Keep America Beautiful
Like you, I don’t litter.
I pick up after my dogs. I even carry their hermetically sealed goodie bags to my own garbage can because lots of folks lose their minds if they catch a stranger depositing dog droppings in with their refuse.
Don’t ask me how I know. I just do.
And, like many people who run or walk in the resort area, I curse every time I retrieve an empty beer can that was tossed from a car by one of the slobs visiting Virginia Beach. (Do you suppose they launch beer cans at home or is this just something they do for fun on vacation, like going to a fudgery or getting their pictures taken at the Olde Tyme Photo shop?)
Most of us were born after the Keep America Beautiful campaign kicked off in 1953. And many of us still remember the “Crying Indian” public service announcement that was on television in the early 1970s. (One of the most effective ads ever produced, the experts say.)
So we all know that littering is anti-social. But last week in Florida I discovered that my commitment to public cleanliness was a tad superficial.
It was the end of a long day at Disney World and scores of sweaty, exhausted families were waiting for the little electric trams that would deliver us to our cutesy parking sector: Peter Pan.
Blocking one of the lines was a young couple crouched around a stroller. Impatient folks pushed past in annoyance.
Curious, I stepped closer and saw that this was a couple ministering to their daughter who looked to be 4 or 5. She’d just been sick and her mother was using the last of the tissues from her purse to clean the child.
We had a super-sized supply of baby wipes and I offered them to the parents - who turned out to be Japanese.
What happened next surprised me.
Once their daughter was spotless and they’d wiped down her stroller, they began to clean the pavement. I mean really clean it. The husband and wife. On their hands and knees.
By the time the the next tram arrived and the trio boarded, there was not a trace of well, anything, left behind.
I’m not sure many Americans would go that far. If I’m being honest, I probably wouldn’t. Sure, I’d make a halfhearted attempt to clean up the mess and perhaps I’d toss a tissue on top of what as left as a warning to others not to tread there. I might look around to summon a member of the vigilant army of Disney cleaners. I would definitely pray for a good rain to speed things along.
But scrub a street? Unlikely.
I couldn’t stop thinking about these visitors. And the ones we get at the beach. I wondered what causes some jerks to toss cans on the roads and others to sanitize the asphalt after a sick kid threw up?

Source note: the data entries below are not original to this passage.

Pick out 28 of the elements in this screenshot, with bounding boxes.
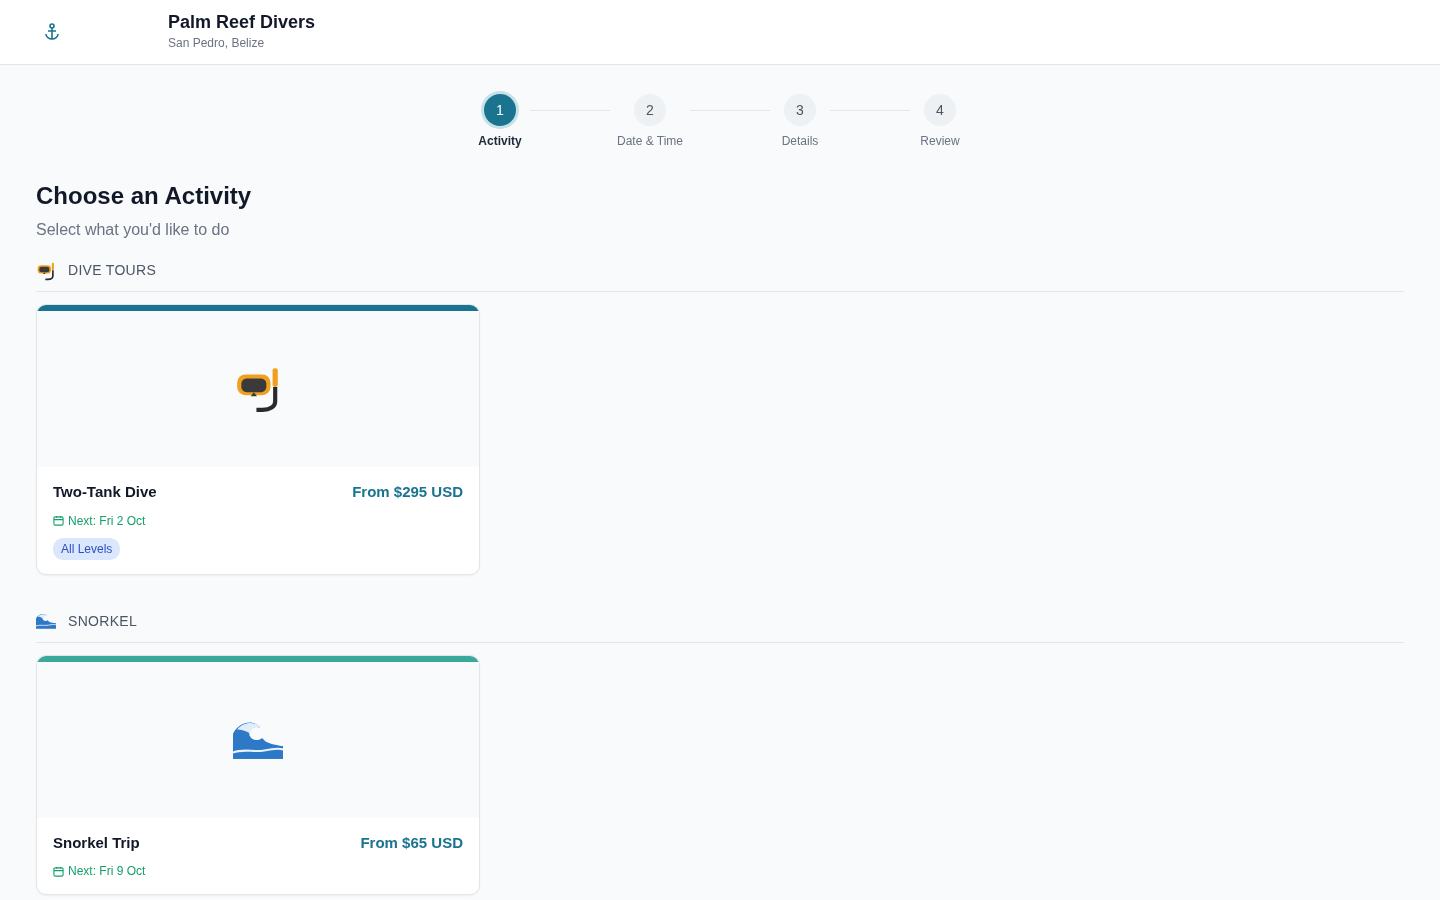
calendar-icon bbox=[53, 515, 64, 526]
activity-price: From $295 USD bbox=[352, 482, 463, 502]
diving-mask-icon bbox=[36, 260, 56, 281]
section-title: DIVE TOURS bbox=[68, 261, 157, 280]
step-label: Review bbox=[920, 133, 960, 150]
page-heading: Choose an Activity bbox=[36, 181, 253, 211]
next-date: Next: Fri 9 Oct bbox=[68, 863, 146, 880]
step-number[interactable]: 3 bbox=[784, 94, 816, 126]
business-location: San Pedro, Belize bbox=[168, 34, 266, 52]
calendar-icon bbox=[53, 865, 64, 877]
activity-card[interactable]: Snorkel Trip From $65 USD Next: Fri 9 Oct bbox=[36, 654, 480, 895]
step-label: Details bbox=[781, 133, 819, 150]
business-name: Palm Reef Divers bbox=[168, 12, 316, 34]
activity-card[interactable]: Two-Tank Dive From $295 USD Next: Fri 2 Oct All Levels bbox=[36, 304, 480, 575]
step-number[interactable]: 4 bbox=[924, 94, 956, 126]
next-date: Next: Fri 2 Oct bbox=[68, 512, 146, 530]
page-subheading: Select what you'd like to do bbox=[36, 220, 231, 240]
step-number[interactable]: 2 bbox=[634, 94, 666, 126]
section-title: SNORKEL bbox=[68, 611, 137, 631]
level-tag: All Levels bbox=[53, 537, 121, 560]
anchor-icon bbox=[44, 23, 60, 41]
activity-name: Two-Tank Dive bbox=[53, 482, 157, 502]
step-label: Date & Time bbox=[617, 133, 683, 150]
wave-icon bbox=[36, 611, 56, 631]
step-number[interactable]: 1 bbox=[484, 94, 516, 126]
activity-name: Snorkel Trip bbox=[53, 832, 140, 853]
activity-price: From $65 USD bbox=[360, 832, 463, 853]
step-label: Activity bbox=[478, 133, 522, 150]
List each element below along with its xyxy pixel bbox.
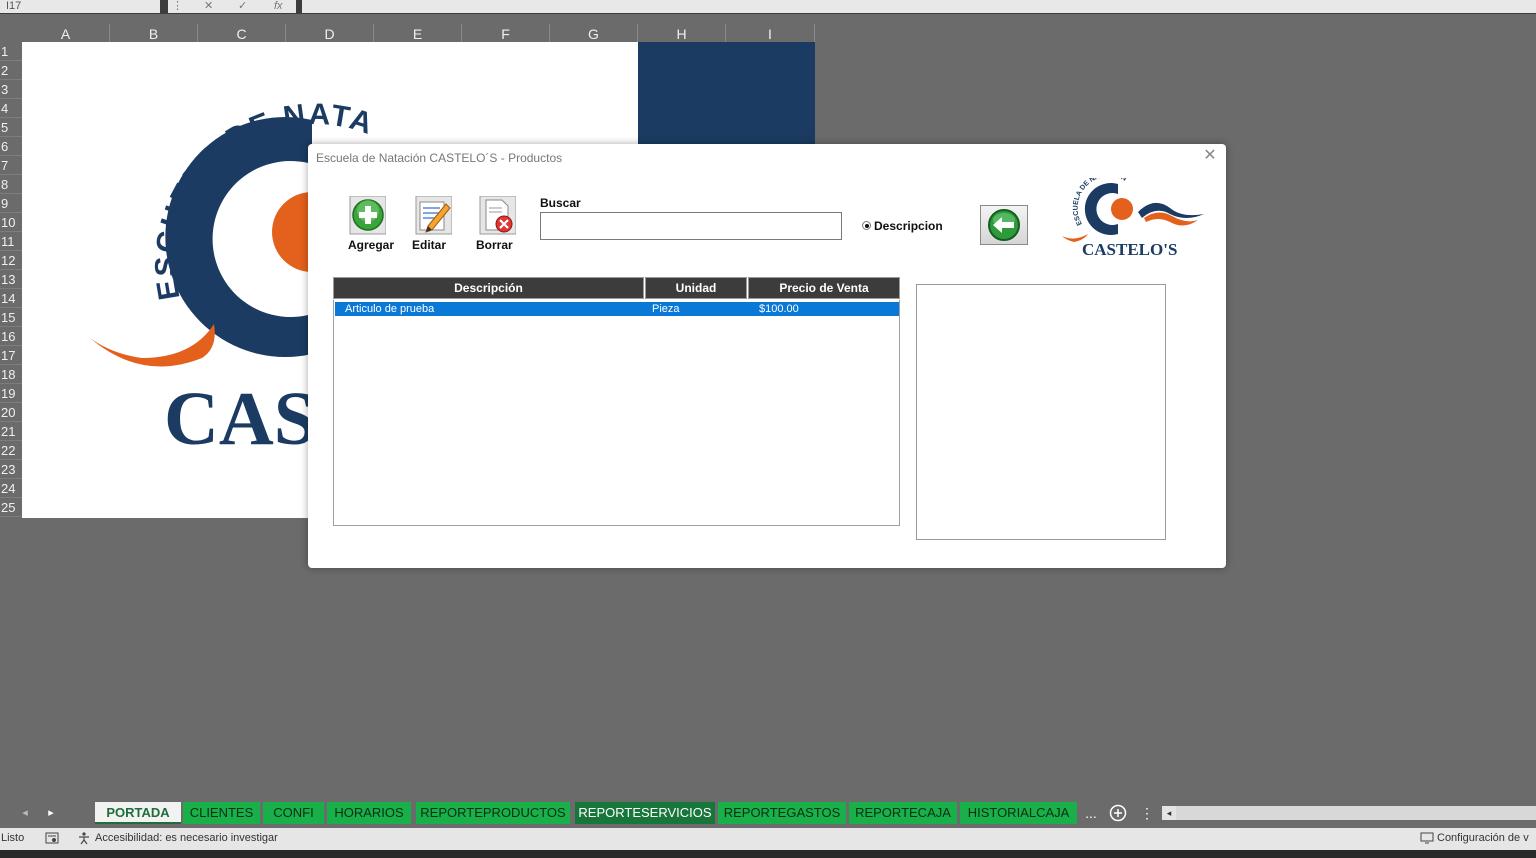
row-header[interactable]: 25 [0,498,22,517]
row-header[interactable]: 15 [0,308,22,327]
header-unit[interactable]: Unidad [645,277,747,299]
tab-reporteservicios[interactable]: REPORTESERVICIOS [575,802,715,824]
column-header[interactable]: H [638,24,726,42]
accessibility-icon[interactable] [77,831,91,845]
description-radio-label: Descripcion [874,218,943,233]
formula-input[interactable] [302,0,1536,13]
item-description: Articulo de prueba [345,303,435,315]
formula-bar: I17 ⋮ ✕ ✓ fx [0,0,1536,14]
accessibility-status[interactable]: Accesibilidad: es necesario investigar [95,832,278,844]
radio-dot-icon[interactable] [862,221,871,231]
delete-button[interactable]: Borrar [468,196,520,254]
horizontal-scrollbar[interactable] [1162,806,1536,820]
row-header[interactable]: 22 [0,441,22,460]
function-icon[interactable]: fx [274,0,283,12]
more-options-icon[interactable]: ⋮ [172,0,183,12]
header-price[interactable]: Precio de Venta [748,277,900,299]
row-header[interactable]: 23 [0,460,22,479]
edit-label: Editar [412,238,447,252]
tab-confi[interactable]: CONFI [263,802,324,824]
column-header[interactable]: G [550,24,638,42]
search-input[interactable] [540,212,842,240]
products-dialog: Escuela de Natación CASTELO´S - Producto… [308,144,1226,568]
formula-icons: ⋮ ✕ ✓ fx [168,0,296,13]
edit-button[interactable]: Editar [404,196,456,254]
row-header[interactable]: 21 [0,422,22,441]
row-header[interactable]: 3 [0,80,22,99]
row-header[interactable]: 16 [0,327,22,346]
row-header[interactable]: 1 [0,42,22,61]
back-button[interactable] [980,205,1028,245]
header-description[interactable]: Descripción [333,277,644,299]
list-header: Descripción Unidad Precio de Venta [333,277,900,299]
name-box[interactable]: I17 [0,0,160,13]
tab-portada[interactable]: PORTADA [95,802,181,824]
taskbar-strip [0,850,1536,858]
delete-icon [479,196,516,235]
column-header[interactable]: A [22,24,110,42]
tab-scroll-left-icon[interactable]: ◂ [18,800,32,826]
close-button[interactable]: ✕ [1202,148,1218,164]
edit-icon [415,196,452,235]
tab-reporteproductos[interactable]: REPORTEPRODUCTOS [416,802,570,824]
display-settings[interactable]: Configuración de v [1437,832,1529,844]
row-header[interactable]: 20 [0,403,22,422]
item-price: $100.00 [759,303,799,315]
row-header[interactable]: 12 [0,251,22,270]
tab-reportegastos[interactable]: REPORTEGASTOS [718,802,846,824]
add-sheet-icon[interactable] [1108,803,1128,823]
tab-clientes[interactable]: CLIENTES [183,802,260,824]
row-headers: 1 2 3 4 5 6 7 8 9 10 11 12 13 14 15 16 17 18 19 20 21 22 23 24 2… [0,42,22,518]
product-image-frame [916,284,1166,540]
school-logo-small: ESCUELA DE NATACIÓN CASTELO'S [1058,170,1208,260]
row-header[interactable]: 11 [0,232,22,251]
list-item[interactable]: Articulo de prueba Pieza $100.00 [335,302,899,316]
row-header[interactable]: 5 [0,118,22,137]
row-header[interactable]: 10 [0,213,22,232]
delete-label: Borrar [476,238,513,252]
back-arrow-icon [988,209,1020,241]
row-header[interactable]: 24 [0,479,22,498]
add-icon [349,196,386,235]
row-header[interactable]: 6 [0,137,22,156]
more-tabs-button[interactable]: ... [1082,800,1100,826]
description-radio[interactable]: Descripcion [862,217,943,235]
row-header[interactable]: 18 [0,365,22,384]
column-header[interactable]: B [110,24,198,42]
dialog-title: Escuela de Natación CASTELO´S - Producto… [316,151,563,165]
row-header[interactable]: 8 [0,175,22,194]
cancel-icon[interactable]: ✕ [204,0,213,12]
products-list[interactable]: Articulo de prueba Pieza $100.00 [333,300,900,526]
confirm-icon[interactable]: ✓ [238,0,247,12]
row-header[interactable]: 4 [0,99,22,118]
display-settings-icon[interactable] [1420,831,1434,845]
search-label: Buscar [540,196,581,210]
status-ready: Listo [1,832,25,844]
row-header[interactable]: 9 [0,194,22,213]
row-header[interactable]: 7 [0,156,22,175]
small-logo-brand-text: CASTELO'S [1082,240,1177,259]
column-header[interactable]: I [726,24,815,42]
tab-reportecaja[interactable]: REPORTECAJA [849,802,957,824]
tab-historialcaja[interactable]: HISTORIALCAJA [960,802,1077,824]
scroll-left-arrow-icon[interactable]: ◂ [1162,806,1176,820]
row-header[interactable]: 2 [0,61,22,80]
column-header[interactable]: C [198,24,286,42]
item-unit: Pieza [652,303,680,315]
add-label: Agregar [348,238,395,252]
column-header[interactable]: E [374,24,462,42]
tab-options-icon[interactable]: ⋮ [1140,800,1154,826]
tab-horarios[interactable]: HORARIOS [327,802,411,824]
tab-scroll-right-icon[interactable]: ▸ [44,800,58,826]
add-button[interactable]: Agregar [338,196,394,254]
row-header[interactable]: 19 [0,384,22,403]
row-header[interactable]: 13 [0,270,22,289]
status-bar: Listo Accesibilidad: es necesario invest… [0,828,1536,850]
column-header[interactable]: D [286,24,374,42]
row-header[interactable]: 14 [0,289,22,308]
column-header[interactable]: F [462,24,550,42]
row-header[interactable]: 17 [0,346,22,365]
macro-record-icon[interactable] [45,831,59,845]
column-headers: ABCDEFGHI [0,24,815,42]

We talked about it the next day and my daughter recalled an NPR piece on Japanese schools. The reporter claimed that most do not employ janitors. At the end of every day, the children are expected to clean their classrooms.
"School is not just for learning from a book," Michael Auslin — a former English teacher in Japan told NPR. "It's about learning how to become a member of society and taking responsibility for oneself."
Hmmm. Maybe day-to-day taking-responsibility-for-oneself is more effective than prime time anti-littering PSAs. Just a thought.
Later that week, as we waited in the boarding area at the Orlando Airport, I opened a stubborn bag of cashews and the nuts flew in every direction. I leaned over and picked up the ones by my seat.
Then I thought about that Japanese couple. They disinfected a dirty STREET. Surely I could chase stray nuts in a carpeted boarding area.
I sighed and crawled around to retrieve every last one. Oh, and a straw. And a napkin.
I did not, however, scrape the gum off the bottom of my seat. Not sure even the crying Indian would do that.